Le président du Nigeria, Muhammadu Buhari, chef des armées, regarde-t-il le site Internet de son ministère de la défense » Une visite sur la page d’accueil décrivant les activités militaires de son pays suffit à contredire le chef de l’Etat lorsqu’il affirme que le Nigeria a «’techniquement gagné la guerre’» contre Boko Haram qui «’ne contrôle plus aucune partie du territoire’».

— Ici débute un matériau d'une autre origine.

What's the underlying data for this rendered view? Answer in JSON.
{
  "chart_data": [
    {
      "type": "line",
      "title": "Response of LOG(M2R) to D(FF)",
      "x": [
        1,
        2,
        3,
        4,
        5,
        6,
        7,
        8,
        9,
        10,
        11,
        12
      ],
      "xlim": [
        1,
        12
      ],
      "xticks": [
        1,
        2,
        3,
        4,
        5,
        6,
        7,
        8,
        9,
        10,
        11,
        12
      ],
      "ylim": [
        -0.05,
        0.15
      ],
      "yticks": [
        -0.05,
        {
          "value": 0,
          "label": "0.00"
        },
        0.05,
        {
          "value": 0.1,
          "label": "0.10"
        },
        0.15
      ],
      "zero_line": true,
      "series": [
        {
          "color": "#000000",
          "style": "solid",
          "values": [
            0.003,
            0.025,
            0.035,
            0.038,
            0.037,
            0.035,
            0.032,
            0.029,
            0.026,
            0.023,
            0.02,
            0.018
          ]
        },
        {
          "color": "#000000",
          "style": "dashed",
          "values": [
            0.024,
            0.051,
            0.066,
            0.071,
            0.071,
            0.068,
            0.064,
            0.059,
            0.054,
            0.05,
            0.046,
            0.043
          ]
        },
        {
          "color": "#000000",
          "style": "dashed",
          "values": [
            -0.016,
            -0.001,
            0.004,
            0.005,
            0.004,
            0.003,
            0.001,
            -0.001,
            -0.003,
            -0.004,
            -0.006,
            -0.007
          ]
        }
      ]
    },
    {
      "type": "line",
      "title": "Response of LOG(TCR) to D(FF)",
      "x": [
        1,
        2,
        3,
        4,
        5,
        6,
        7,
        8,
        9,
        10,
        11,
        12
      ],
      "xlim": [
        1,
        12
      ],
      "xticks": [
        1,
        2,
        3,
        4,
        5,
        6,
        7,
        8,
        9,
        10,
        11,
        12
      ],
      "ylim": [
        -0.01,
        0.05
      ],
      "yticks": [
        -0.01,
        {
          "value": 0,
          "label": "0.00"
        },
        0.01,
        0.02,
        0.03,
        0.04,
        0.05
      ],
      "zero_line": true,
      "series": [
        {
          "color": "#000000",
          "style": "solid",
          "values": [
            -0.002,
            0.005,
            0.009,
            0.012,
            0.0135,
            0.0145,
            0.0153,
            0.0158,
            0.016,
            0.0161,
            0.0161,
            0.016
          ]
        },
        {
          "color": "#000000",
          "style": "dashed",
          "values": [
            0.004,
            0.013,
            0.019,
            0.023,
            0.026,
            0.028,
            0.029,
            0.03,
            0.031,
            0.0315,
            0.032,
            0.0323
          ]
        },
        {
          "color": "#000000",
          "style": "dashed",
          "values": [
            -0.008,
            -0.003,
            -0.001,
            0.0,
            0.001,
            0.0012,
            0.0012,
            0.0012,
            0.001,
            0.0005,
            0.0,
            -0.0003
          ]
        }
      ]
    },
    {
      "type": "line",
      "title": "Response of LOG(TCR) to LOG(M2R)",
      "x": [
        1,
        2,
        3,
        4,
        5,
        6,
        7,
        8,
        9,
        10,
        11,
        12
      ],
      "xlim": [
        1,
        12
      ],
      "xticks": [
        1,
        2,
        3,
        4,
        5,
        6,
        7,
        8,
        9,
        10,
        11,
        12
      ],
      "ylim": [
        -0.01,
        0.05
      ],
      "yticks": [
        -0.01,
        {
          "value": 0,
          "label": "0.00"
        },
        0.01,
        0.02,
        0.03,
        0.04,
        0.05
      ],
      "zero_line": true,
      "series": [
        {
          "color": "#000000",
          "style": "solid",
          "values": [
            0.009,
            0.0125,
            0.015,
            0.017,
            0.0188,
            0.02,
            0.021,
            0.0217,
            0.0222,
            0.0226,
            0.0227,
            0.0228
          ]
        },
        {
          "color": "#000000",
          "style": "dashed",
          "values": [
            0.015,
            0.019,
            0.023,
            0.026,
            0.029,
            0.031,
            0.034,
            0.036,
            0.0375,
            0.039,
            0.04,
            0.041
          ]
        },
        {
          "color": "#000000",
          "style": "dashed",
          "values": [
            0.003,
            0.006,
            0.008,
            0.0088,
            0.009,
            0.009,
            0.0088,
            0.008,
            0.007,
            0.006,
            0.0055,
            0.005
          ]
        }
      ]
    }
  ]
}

S’il est vrai que le mouvement islamiste a été contraint, face aux offensives conjointes des armées du Niger, du Tchad, du Cameroun et du Nigeria, de revoir ses objectifs à la baisse, et qu’il est affaibli militairement, il est pourtant loin d’avoir rendu les armes, poursuivant sa politique de terreur. Certes, l’emprise de Boko Haram sur le nord du pays n’est plus ce qu’elle était. Fin 2014, le mouvement contrôlait quatre villes dans les Etats de Borno et Yobe Gwoza, Bama, Baga et Gulani et une trentaine d’agglomérations. Un rapport publié par le think tank Nigeria Security Network estimait alors que «’70 % de l’Etat de Borno [avait] été annexé par Boko Haram’».

Allégeance à l’Etat islamique

Et puis, début 2015, le Nigeria et ses voisins directement menacés par les djihadistes du Jama’atu Ahlis ­Sunnah Lidda’awati wal Jihad («’groupe de ceux qui se sont engagés à diffuser les idées du Prophète et celles du djihad’», véritable nom du groupe’ ; Boko Haram étant le nom usuel) passent enfin à l’offensive. Une action accentuée par l’élection, en avril 2015, d’un ancien militaire, Muhammadu Buhari, à la présidence nigériane. Depuis, Boko Haram qui a fait allégeance à l’Etat islamique, devenant la Wilaya d’Afrique de l’Ouest, s’est replié.

Ce recul ne signifie pas inaction. Un rapport de l’ONG britannique Action on Armed Violence (AOAV), publié le 27 avril, indique que les attaques de Boko Haram ont fait trois fois plus de victimes en 2015 que l’année précédente. Selon AOAV, 3’048 personnes dont 96 % de civils ont été tuées cette année-là au Nigeria, celui-ci devenant le quatrième pays du monde où l’on a recensé le plus de victimes dues à des conflits armés (derrière la Syrie, le Yémen et l’Irak).

Le mouvement poursuit ses attaques de villages reculés et multiplie les attentats parfois menés par de très jeunes filles kamikazes dans les villes. Il disposerait toujours de bases opérationnelles dans les zones rurales du nord-est du Nigeria. Et il a délaissé les attaques frontales pour le harcèlement. Surtout, souligne Christian Seignobos, géographe et spécialiste de la région, «’l’engagement de Boko Haram sur le lac Tchad au tout début de l’année 2015 semble un changement majeur dans sa stratégie’». Chassé des villes et agglomérations qu’il contrôlait, le mouvement s’est enraciné sur les rives de ce lac où convergent les frontières du Nigeria, du Niger, du Cameroun et du Tchad. A tel point que le chercheur, dans un article à paraître dans Afrique contemporaine (n° 255), se demande si Boko Haram ne cherche pas à en faire «’son sanctuaire inexpugnable’». La guerre est loin d’être gagnée.